What is your vision for your country?

We would like to rebuild the zones affected by the earthquake, and we hope to support our country’s educational, cultural, social, and economic plans to put our country on the road to progress.

What did you think of the photography workshop?

The workshop was great and a lot of fun, because we learned a lot about photography, identity, and our African roots. We can use this knowledge in the future. Now that we have knew skills we are happy and proud of ourselves.

Do children have the right to work in Haiti?

No, not before 18 years old, but certain children work before this age.

Are there street children and those who are mistreated, too?

Yes, in certain neighborhoods.

How do children live in Haiti?

Some live well while others do not.

What are the living conditions for the Haitian children?

The majority of children live in difficult conditions. Many do not go to school; some live on the street and have no opportunities for entertainment.

Are there Children’s Rights in Haiti?

The rights are established but most of the time are not applied.

What are some of the main activities in Haiti?

Art, commerce, agriculture, fishing, football, music, culture, traditional games, dances like compas et folklore danses, such as the congo, petro, ibo, nago, Banda, Raboday, Mayi, Kontredans, Yanvalou, and many others.

How do orphans live in Haiti?

Some live on the street and some live in orphanages. Some live with host families and others live as “restavec,” a phenomenon where a child is taken and do forced to do housework for a family.

What is the national motto of Haiti?

Unity is strength!

What is the state of the health system?

Critical. The majority of our cities in provinces do not have hospitals or health centers.
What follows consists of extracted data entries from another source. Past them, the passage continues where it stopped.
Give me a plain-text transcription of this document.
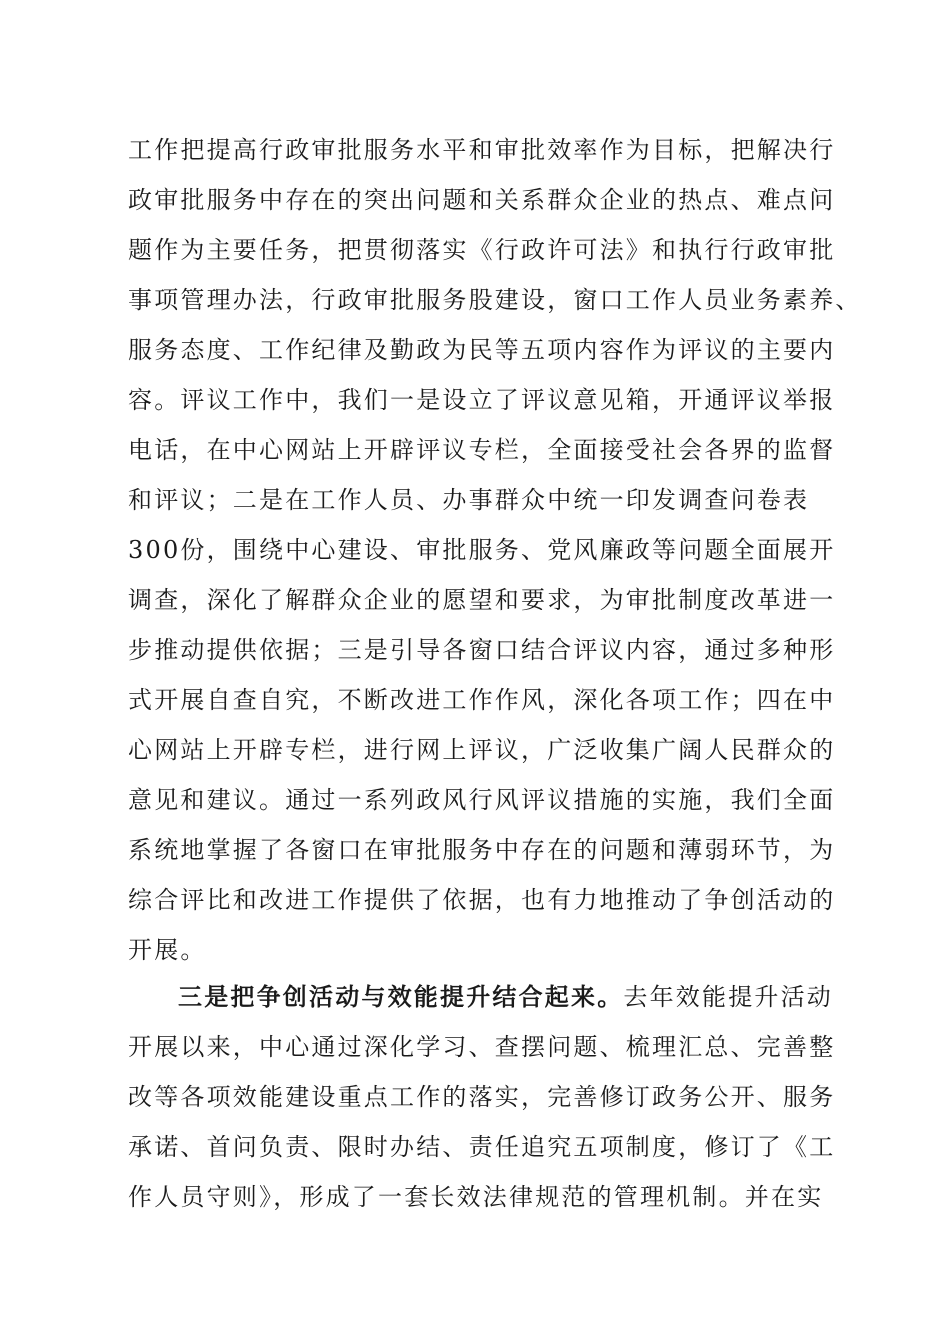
工作把提高行政审批服务水平和审批效率作为目标，把解决行
政审批服务中存在的突出问题和关系群众企业的热点、难点问
题作为主要任务，把贯彻落实《行政许可法》和执行行政审批
事项管理办法，行政审批服务股建设，窗口工作人员业务素养、
服务态度、工作纪律及勤政为民等五项内容作为评议的主要内
容。评议工作中，我们一是设立了评议意见箱，开通评议举报
电话，在中心网站上开辟评议专栏，全面接受社会各界的监督
和评议；二是在工作人员、办事群众中统一印发调查问卷表
300份，围绕中心建设、审批服务、党风廉政等问题全面展开
调查，深化了解群众企业的愿望和要求，为审批制度改革进一
步推动提供依据；三是引导各窗口结合评议内容，通过多种形
式开展自查自究，不断改进工作作风，深化各项工作；四在中
心网站上开辟专栏，进行网上评议，广泛收集广阔人民群众的
意见和建议。通过一系列政风行风评议措施的实施，我们全面
系统地掌握了各窗口在审批服务中存在的问题和薄弱环节，为
综合评比和改进工作提供了依据，也有力地推动了争创活动的
开展。
三是把争创活动与效能提升结合起来。去年效能提升活动
开展以来，中心通过深化学习、查摆问题、梳理汇总、完善整
改等各项效能建设重点工作的落实，完善修订政务公开、服务
承诺、首问负责、限时办结、责任追究五项制度，修订了《工
作人员守则》，形成了一套长效法律规范的管理机制。并在实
There is fewer than one doctor per 10,000 inhabitants.

What foods are the basis for your diet in Haiti?

Produce, rice, beans, millet, Akasan (corn flour used for breakfast)

Are there homeless children?

Yes, especially in the capital of Port-au-Prince.
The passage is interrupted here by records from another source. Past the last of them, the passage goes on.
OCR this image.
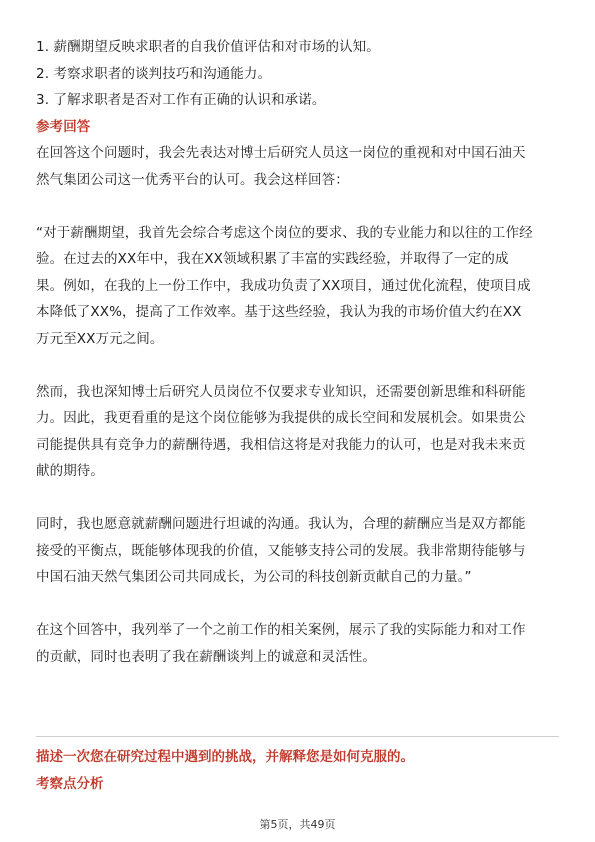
1. 薪酬期望反映求职者的自我价值评估和对市场的认知。
2. 考察求职者的谈判技巧和沟通能力。
3. 了解求职者是否对工作有正确的认识和承诺。
参考回答
在回答这个问题时，我会先表达对博士后研究人员这一岗位的重视和对中国石油天
然气集团公司这一优秀平台的认可。我会这样回答：
“对于薪酬期望，我首先会综合考虑这个岗位的要求、我的专业能力和以往的工作经
验。在过去的XX年中，我在XX领域积累了丰富的实践经验，并取得了一定的成
果。例如，在我的上一份工作中，我成功负责了XX项目，通过优化流程，使项目成
本降低了XX%，提高了工作效率。基于这些经验，我认为我的市场价值大约在XX
万元至XX万元之间。
然而，我也深知博士后研究人员岗位不仅要求专业知识，还需要创新思维和科研能
力。因此，我更看重的是这个岗位能够为我提供的成长空间和发展机会。如果贵公
司能提供具有竞争力的薪酬待遇，我相信这将是对我能力的认可，也是对我未来贡
献的期待。
同时，我也愿意就薪酬问题进行坦诚的沟通。我认为，合理的薪酬应当是双方都能
接受的平衡点，既能够体现我的价值，又能够支持公司的发展。我非常期待能够与
中国石油天然气集团公司共同成长，为公司的科技创新贡献自己的力量。”
在这个回答中，我列举了一个之前工作的相关案例，展示了我的实际能力和对工作
的贡献，同时也表明了我在薪酬谈判上的诚意和灵活性。
描述一次您在研究过程中遇到的挑战，并解释您是如何克服的。
考察点分析
第5页，共49页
Do Haitians enjoy freedom of expression?

Yes, we often have protests and demonstrations, and we have freedom of expression in the media.

What’s the political system in Haiti?

We have a democratic system, though it’s not implemented fully.

What are the different kinds of work in Haiti?

Masonry, carpentry, woodworking, art, household, agriculture, sewing, teaching, the public servants of the state, contractor, trade, and unfortunately some girls involved in prostitution.

What is the economy in Haiti?

We import a lot. Our system of agriculture is archaic, so our levels of production are low, as are our exports. The revenue per capita is low.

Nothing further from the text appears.